Theresa May is coming under pressure to abandon her stance in refusing to make any concessions to EU citizens in the UK prior to any concessions are extended to UK citizens in the EU from Sir Keir Starmer, former head of the of the Crown Prosecution Service, Labour MP and now Labour’s Shadow Secretary for Brexit, who suggested that legislation should be passed aimed at protecting EU citizens’ (now amounting to three million people) permanence in the UK before Brexit talks are commenced.
Concerns are being expressed in Brussels on the matter, as EU negotiators suggest the UK should have the issue addressed before March 2017, when Article 50 will reportedly be triggered. Relationships between the EU and the UK have been particularly tense since the Brexit referendum. Donald Tusk, president of the European Commission, suggested the issue would have to wait for formal negotiations.

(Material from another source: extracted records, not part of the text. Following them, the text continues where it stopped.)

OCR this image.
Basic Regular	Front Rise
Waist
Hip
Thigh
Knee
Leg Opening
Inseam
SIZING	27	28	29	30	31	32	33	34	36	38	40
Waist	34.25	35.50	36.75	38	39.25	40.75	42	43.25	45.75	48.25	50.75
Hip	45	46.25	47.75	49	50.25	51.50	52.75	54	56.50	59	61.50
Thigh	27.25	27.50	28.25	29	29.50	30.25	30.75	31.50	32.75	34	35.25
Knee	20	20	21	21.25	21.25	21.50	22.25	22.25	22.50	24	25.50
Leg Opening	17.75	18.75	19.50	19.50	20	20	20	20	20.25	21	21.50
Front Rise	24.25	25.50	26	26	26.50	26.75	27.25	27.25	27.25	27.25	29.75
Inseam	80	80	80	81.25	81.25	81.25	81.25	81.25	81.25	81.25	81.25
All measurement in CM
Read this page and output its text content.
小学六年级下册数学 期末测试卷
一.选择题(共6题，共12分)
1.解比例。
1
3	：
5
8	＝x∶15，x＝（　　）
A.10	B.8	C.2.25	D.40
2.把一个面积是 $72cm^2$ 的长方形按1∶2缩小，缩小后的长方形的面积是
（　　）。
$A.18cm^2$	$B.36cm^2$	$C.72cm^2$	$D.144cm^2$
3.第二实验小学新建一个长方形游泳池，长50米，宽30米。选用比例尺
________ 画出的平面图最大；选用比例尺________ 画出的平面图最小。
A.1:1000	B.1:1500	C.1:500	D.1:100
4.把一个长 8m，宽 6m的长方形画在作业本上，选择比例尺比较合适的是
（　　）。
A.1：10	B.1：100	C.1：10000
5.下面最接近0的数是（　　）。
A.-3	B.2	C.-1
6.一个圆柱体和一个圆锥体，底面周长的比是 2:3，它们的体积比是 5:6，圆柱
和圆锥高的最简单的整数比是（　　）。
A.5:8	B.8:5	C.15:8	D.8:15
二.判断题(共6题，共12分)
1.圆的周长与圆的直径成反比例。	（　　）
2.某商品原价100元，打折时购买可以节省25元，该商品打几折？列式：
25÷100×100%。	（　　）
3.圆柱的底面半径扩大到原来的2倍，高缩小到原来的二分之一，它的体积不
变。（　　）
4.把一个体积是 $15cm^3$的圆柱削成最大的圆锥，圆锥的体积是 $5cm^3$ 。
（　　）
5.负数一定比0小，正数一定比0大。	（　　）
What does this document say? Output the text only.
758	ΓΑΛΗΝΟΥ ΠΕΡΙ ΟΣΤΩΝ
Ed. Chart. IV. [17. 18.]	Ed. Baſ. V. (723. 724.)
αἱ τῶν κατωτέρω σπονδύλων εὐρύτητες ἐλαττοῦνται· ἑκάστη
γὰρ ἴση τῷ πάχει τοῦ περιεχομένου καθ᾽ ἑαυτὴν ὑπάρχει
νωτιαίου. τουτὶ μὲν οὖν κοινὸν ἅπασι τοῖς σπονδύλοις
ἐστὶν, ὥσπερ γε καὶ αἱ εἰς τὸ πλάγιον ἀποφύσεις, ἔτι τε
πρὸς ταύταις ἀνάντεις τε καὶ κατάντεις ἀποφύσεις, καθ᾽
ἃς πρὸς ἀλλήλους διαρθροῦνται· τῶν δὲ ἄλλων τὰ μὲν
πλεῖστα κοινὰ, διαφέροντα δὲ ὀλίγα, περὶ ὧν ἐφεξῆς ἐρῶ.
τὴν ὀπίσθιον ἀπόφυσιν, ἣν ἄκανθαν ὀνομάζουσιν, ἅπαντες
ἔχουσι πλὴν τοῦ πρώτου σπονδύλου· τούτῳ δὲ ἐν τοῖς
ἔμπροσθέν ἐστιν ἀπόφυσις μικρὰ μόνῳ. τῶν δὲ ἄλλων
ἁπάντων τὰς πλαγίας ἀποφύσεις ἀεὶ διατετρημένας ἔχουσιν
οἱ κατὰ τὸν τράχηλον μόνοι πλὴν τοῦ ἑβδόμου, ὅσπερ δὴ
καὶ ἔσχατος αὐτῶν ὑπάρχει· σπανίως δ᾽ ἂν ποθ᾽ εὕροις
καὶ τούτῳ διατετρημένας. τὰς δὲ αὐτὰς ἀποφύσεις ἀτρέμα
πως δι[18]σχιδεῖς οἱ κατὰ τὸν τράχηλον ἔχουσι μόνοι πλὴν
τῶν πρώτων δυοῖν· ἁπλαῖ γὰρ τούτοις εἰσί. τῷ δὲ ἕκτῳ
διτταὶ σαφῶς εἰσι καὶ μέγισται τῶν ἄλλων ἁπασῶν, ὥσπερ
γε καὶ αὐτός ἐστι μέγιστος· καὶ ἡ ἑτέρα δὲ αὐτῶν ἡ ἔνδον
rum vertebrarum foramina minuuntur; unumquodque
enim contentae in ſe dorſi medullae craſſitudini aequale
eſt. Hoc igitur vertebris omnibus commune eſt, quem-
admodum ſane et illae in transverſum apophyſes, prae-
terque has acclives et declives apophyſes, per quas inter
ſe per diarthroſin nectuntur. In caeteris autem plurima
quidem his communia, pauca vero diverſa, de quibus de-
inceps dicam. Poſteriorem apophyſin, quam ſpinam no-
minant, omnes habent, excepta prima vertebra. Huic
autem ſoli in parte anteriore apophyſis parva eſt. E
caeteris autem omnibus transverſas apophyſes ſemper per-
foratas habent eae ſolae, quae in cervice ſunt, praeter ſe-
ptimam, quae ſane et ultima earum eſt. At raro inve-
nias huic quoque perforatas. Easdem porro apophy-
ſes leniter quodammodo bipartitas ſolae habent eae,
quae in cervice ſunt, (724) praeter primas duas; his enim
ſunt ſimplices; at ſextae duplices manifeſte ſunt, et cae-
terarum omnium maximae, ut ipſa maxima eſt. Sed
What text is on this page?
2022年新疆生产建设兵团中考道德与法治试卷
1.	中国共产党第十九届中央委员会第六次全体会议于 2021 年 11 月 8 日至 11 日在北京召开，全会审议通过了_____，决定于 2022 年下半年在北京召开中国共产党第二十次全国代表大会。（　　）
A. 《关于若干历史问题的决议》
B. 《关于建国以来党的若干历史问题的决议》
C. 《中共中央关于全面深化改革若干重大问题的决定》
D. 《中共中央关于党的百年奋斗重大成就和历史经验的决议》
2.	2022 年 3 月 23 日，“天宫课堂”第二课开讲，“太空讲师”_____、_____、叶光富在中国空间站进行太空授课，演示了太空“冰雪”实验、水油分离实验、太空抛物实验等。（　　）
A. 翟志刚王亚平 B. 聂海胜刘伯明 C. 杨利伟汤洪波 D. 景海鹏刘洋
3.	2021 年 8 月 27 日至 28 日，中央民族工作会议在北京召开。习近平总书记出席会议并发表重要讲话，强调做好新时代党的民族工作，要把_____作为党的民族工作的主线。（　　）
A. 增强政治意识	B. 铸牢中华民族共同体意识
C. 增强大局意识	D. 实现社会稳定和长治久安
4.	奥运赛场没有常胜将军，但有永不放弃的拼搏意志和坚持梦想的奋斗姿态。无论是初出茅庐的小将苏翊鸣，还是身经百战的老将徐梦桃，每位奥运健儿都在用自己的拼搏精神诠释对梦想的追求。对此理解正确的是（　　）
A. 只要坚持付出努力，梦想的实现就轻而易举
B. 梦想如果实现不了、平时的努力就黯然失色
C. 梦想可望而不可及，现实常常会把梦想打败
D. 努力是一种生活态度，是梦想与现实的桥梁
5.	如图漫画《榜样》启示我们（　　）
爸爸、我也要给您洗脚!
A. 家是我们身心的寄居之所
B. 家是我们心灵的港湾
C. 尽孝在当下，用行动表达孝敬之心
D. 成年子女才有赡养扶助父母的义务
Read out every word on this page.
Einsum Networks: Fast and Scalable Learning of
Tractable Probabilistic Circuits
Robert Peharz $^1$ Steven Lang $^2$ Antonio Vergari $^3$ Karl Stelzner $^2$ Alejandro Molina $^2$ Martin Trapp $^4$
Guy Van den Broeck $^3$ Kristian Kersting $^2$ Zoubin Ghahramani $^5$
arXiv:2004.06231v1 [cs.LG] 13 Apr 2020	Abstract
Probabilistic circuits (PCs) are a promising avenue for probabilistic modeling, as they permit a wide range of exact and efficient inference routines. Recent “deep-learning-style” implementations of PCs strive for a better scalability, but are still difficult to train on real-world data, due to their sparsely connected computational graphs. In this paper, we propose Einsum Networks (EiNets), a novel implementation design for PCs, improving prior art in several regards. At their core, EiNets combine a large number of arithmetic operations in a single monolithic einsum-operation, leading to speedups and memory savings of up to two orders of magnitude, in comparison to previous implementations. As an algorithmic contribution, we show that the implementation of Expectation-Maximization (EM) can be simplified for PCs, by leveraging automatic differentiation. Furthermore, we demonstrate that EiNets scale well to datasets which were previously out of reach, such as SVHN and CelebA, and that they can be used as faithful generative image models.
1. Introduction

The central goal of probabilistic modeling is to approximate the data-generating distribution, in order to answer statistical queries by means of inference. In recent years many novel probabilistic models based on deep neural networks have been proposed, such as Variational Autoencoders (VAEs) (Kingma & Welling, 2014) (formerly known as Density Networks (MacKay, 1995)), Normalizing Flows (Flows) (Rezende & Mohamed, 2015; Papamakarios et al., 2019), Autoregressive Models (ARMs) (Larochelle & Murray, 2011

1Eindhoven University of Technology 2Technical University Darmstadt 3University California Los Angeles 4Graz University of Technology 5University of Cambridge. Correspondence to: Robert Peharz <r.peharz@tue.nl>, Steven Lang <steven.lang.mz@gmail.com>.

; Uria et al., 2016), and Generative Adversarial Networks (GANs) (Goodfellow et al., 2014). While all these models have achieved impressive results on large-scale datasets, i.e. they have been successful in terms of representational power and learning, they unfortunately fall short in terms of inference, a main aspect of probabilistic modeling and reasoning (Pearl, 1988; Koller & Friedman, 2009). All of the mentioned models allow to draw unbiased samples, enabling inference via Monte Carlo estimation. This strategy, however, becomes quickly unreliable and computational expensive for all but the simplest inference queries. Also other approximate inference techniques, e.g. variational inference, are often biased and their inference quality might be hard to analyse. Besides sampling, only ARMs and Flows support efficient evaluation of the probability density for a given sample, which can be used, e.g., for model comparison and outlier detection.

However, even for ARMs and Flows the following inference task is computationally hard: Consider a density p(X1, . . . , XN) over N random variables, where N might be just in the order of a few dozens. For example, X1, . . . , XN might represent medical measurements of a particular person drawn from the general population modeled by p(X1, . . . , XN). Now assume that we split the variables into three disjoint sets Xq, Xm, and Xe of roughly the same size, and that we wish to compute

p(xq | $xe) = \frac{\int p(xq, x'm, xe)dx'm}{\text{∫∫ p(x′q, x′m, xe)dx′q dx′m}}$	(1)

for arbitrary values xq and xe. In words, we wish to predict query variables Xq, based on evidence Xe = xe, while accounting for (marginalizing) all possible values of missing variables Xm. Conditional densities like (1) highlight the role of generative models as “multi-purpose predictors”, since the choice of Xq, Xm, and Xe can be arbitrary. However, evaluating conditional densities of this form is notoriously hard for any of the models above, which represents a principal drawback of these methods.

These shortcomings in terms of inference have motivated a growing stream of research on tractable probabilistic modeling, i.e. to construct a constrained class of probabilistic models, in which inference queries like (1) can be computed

Theresa May, however, appears to be satisfied with her line of action, as she believes that, if she had protected the rights of EU citizen in the UK before obtaining equal guarantees for UK expats, the latter would have been left high and dry.
Although the vast majority of EU citizens (those who have been in the UK for more than 5 years) will likely be allowed to remain in the country, the whole “permanent residence” concept was an EU concept and will therefore cease to be valid once Brexit is triggered.
Mixed messages appear to have been received in Brussels, as it is still unclear whether Theresa May will choose hard or soft Brexit. More worringly, the UK government has not revealed what kind of relationship the UK intents to entertain with the EU. This is also believed to have added to the strained relations between London and Brussels which will only serve to make the negotiations even harder.